For accessing Java ACL has
http://www.franz.com/support/documentation/6.2/doc/jlinker.htm

This a lisp environment that runs on JRE (incomplete and slow)
http://armedbear.org/abcl.html

>
> 2)  Furthermore, if the Lisp instance portion of this hybrid is
> running, can it persist it's running environment at any time ?
> For example, if the "data is code" paradigm of lisp is used, and
> the actual lisp application has grown during a 24 hour of continual
> running, can it save that "knowledge" (save itself?) to a file,
> so that when it re-starts, it can automatically reload that
> enviornment (learned patterns for example)???
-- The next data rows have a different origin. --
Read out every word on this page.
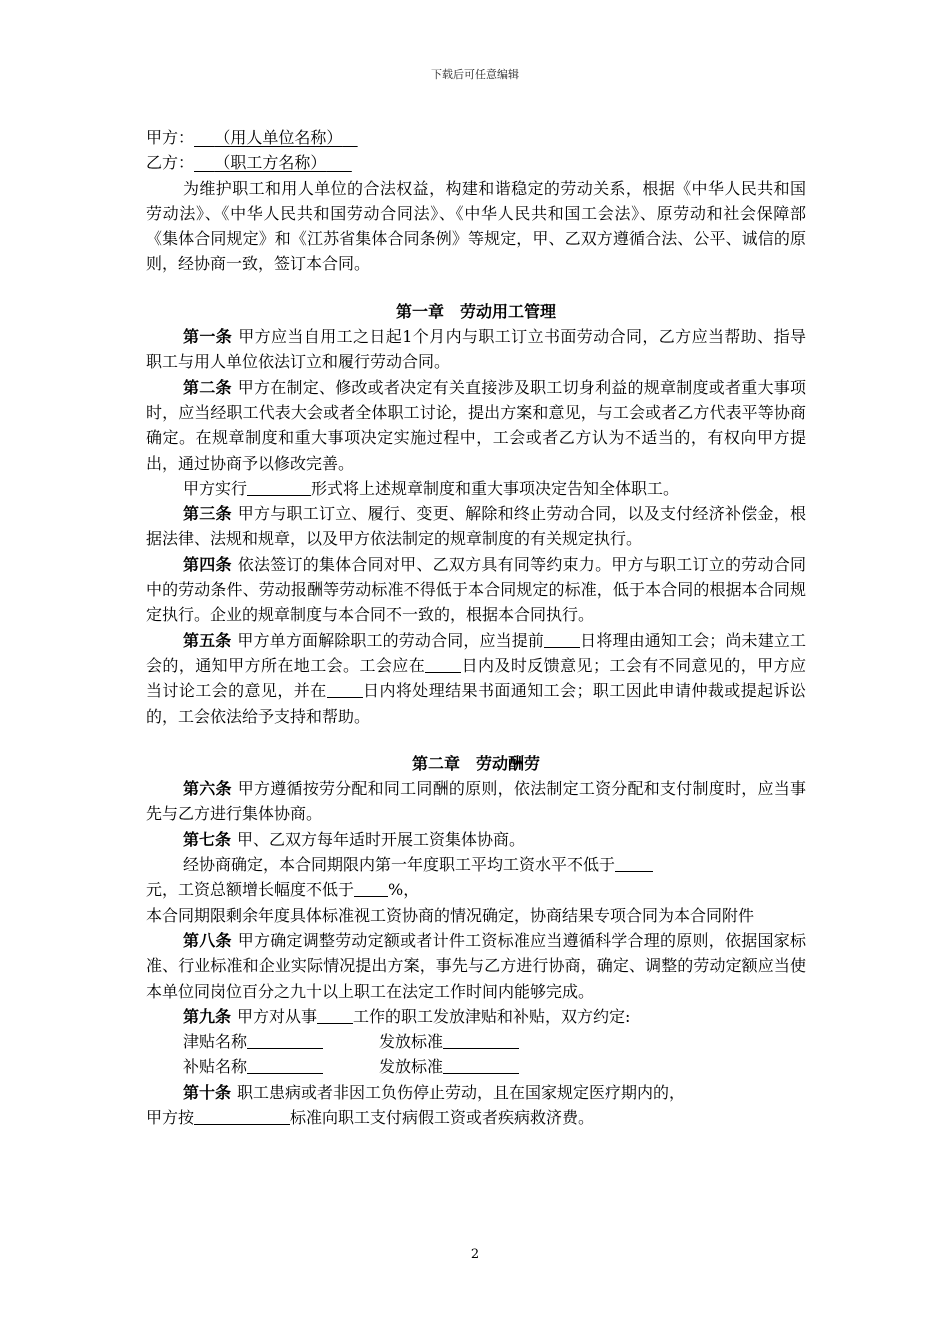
下载后可任意编辑

甲方： （用人单位名称）

乙方： （职工方名称）

为维护职工和用人单位的合法权益，构建和谐稳定的劳动关系，根据《中华人民共和国劳动法》、《中华人民共和国劳动合同法》、《中华人民共和国工会法》、原劳动和社会保障部《集体合同规定》和《江苏省集体合同条例》等规定，甲、乙双方遵循合法、公平、诚信的原则，经协商一致，签订本合同。

第一章　劳动用工管理

第一条 甲方应当自用工之日起1个月内与职工订立书面劳动合同，乙方应当帮助、指导职工与用人单位依法订立和履行劳动合同。

第二条 甲方在制定、修改或者决定有关直接涉及职工切身利益的规章制度或者重大事项时，应当经职工代表大会或者全体职工讨论，提出方案和意见，与工会或者乙方代表平等协商确定。在规章制度和重大事项决定实施过程中，工会或者乙方认为不适当的，有权向甲方提出，通过协商予以修改完善。

甲方实行	形式将上述规章制度和重大事项决定告知全体职工。

第三条 甲方与职工订立、履行、变更、解除和终止劳动合同，以及支付经济补偿金，根据法律、法规和规章，以及甲方依法制定的规章制度的有关规定执行。

第四条 依法签订的集体合同对甲、乙双方具有同等约束力。甲方与职工订立的劳动合同中的劳动条件、劳动报酬等劳动标准不得低于本合同规定的标准，低于本合同的根据本合同规定执行。企业的规章制度与本合同不一致的，根据本合同执行。

第五条 甲方单方面解除职工的劳动合同，应当提前 日将理由通知工会；尚未建立工会的，通知甲方所在地工会。工会应在 日内及时反馈意见；工会有不同意见的，甲方应当讨论工会的意见，并在 日内将处理结果书面通知工会；职工因此申请仲裁或提起诉讼的，工会依法给予支持和帮助。

第二章　劳动酬劳

第六条 甲方遵循按劳分配和同工同酬的原则，依法制定工资分配和支付制度时，应当事先与乙方进行集体协商。

第七条 甲、乙双方每年适时开展工资集体协商。

经协商确定，本合同期限内第一年度职工平均工资水平不低于
元，工资总额增长幅度不低于 %，

本合同期限剩余年度具体标准视工资协商的情况确定，协商结果专项合同为本合同附件

第八条 甲方确定调整劳动定额或者计件工资标准应当遵循科学合理的原则，依据国家标准、行业标准和企业实际情况提出方案，事先与乙方进行协商，确定、调整的劳动定额应当使本单位同岗位百分之九十以上职工在法定工作时间内能够完成。

第九条 甲方对从事 工作的职工发放津贴和补贴，双方约定:

津贴名称	发放标准

补贴名称	发放标准

第十条 职工患病或者非因工负伤停止劳动，且在国家规定医疗期内的，

甲方按	标准向职工支付病假工资或者疾病救济费。

2
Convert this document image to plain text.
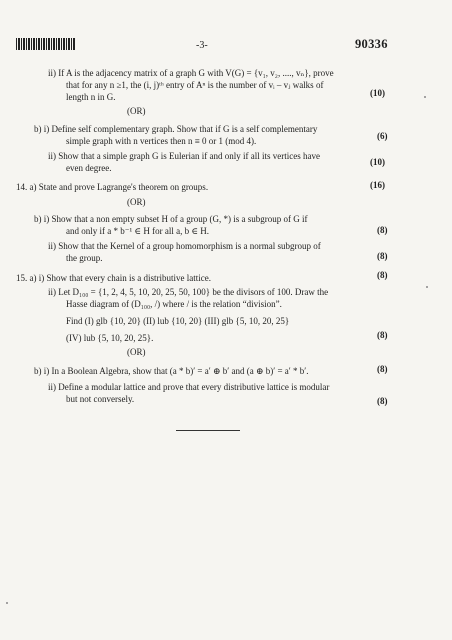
-3-	90336
ii) If A is the adjacency matrix of a graph G with V(G) = {v₁, v₂, ...., vₙ}, prove
that for any n ≥1, the (i, j)ᵗʰ entry of Aⁿ is the number of vᵢ – vⱼ walks of
length n in G.	(10)
(OR)
b) i) Define self complementary graph. Show that if G is a self complementary
simple graph with n vertices then n ≡ 0 or 1 (mod 4).	(6)
ii) Show that a simple graph G is Eulerian if and only if all its vertices have
even degree.
(10)
14. a) State and prove Lagrange's theorem on groups.	(16)
(OR)
b) i) Show that a non empty subset H of a group (G, *) is a subgroup of G if
and only if a * b⁻¹ ∈ H for all a, b ∈ H.	(8)
ii) Show that the Kernel of a group homomorphism is a normal subgroup of
the group.	(8)
15. a) i) Show that every chain is a distributive lattice.	(8)
ii) Let D₁₀₀ = {1, 2, 4, 5, 10, 20, 25, 50, 100} be the divisors of 100. Draw the
Hasse diagram of (D₁₀₀, /) where / is the relation “division”.
Find (I) glb {10, 20} (II) lub {10, 20} (III) glb {5, 10, 20, 25}
(IV) lub {5, 10, 20, 25}.	(8)
(OR)
b) i) In a Boolean Algebra, show that (a * b)′ = a′ ⊕ b′ and (a ⊕ b)′ = a′ * b′.	(8)
ii) Define a modular lattice and prove that every distributive lattice is modular
but not conversely.	(8)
save-image although that may be a bit drastic.
There is some shareware code for persistent classes you
might want to look into. http://plob.sourceforge.net/plob.html
or allegro cache  
http://www.franz.com/products/allegrocache/AllegroCache_for_ILC_2005.htm.

>
> 3)  Is there a good example somewhere, where Lisp has been used
> in an enterprise scale project?  How does one architect large
> Lisp projects where a Lisp portion integrates seamlessly within
> the enterprise?
>

This page lists some industrial applications of lisp
http://wiki.alu.org/Industry_Application

> Thank you for your patience with all these newbie questions..
>
> Regards, Aleksandar
>

No problem, though these are hardly beginners questions.
Allegro common lisp is expensive but has the most comprehensive support
for your rather demanding needs.

-- 
Using Opera's revolutionary e-mail client: http://www.opera.com/mail/
From: Andras Simon
Subject: Re: newbie questions
Date: 
Message-ID: <vcdslufkkyz.fsf@csusza.math.bme.hu>
·········@gmail.com writes:

 
> My questions about lisp, and LispWorks:
> 
> 1)  How does one connect from a running J2EE application to an
> instance of LispWorks ?  I believe the LispWorks Orb product is
> such a product, but I am not 100% sure.  I am interested in both
> types of integration -- where a Java application instantiates an
> instance of LispWorks, and where a continual LispWorks daemon is
> running, and listening on a TCP socket (SSL and non-SSL 'plain'),
> receiving Lisp commands and executing them. and returning back
> results.

jfli (LispWorks only) or Foil (more recent, from the same author) may
help in some of this. Both can be found on sourceforge.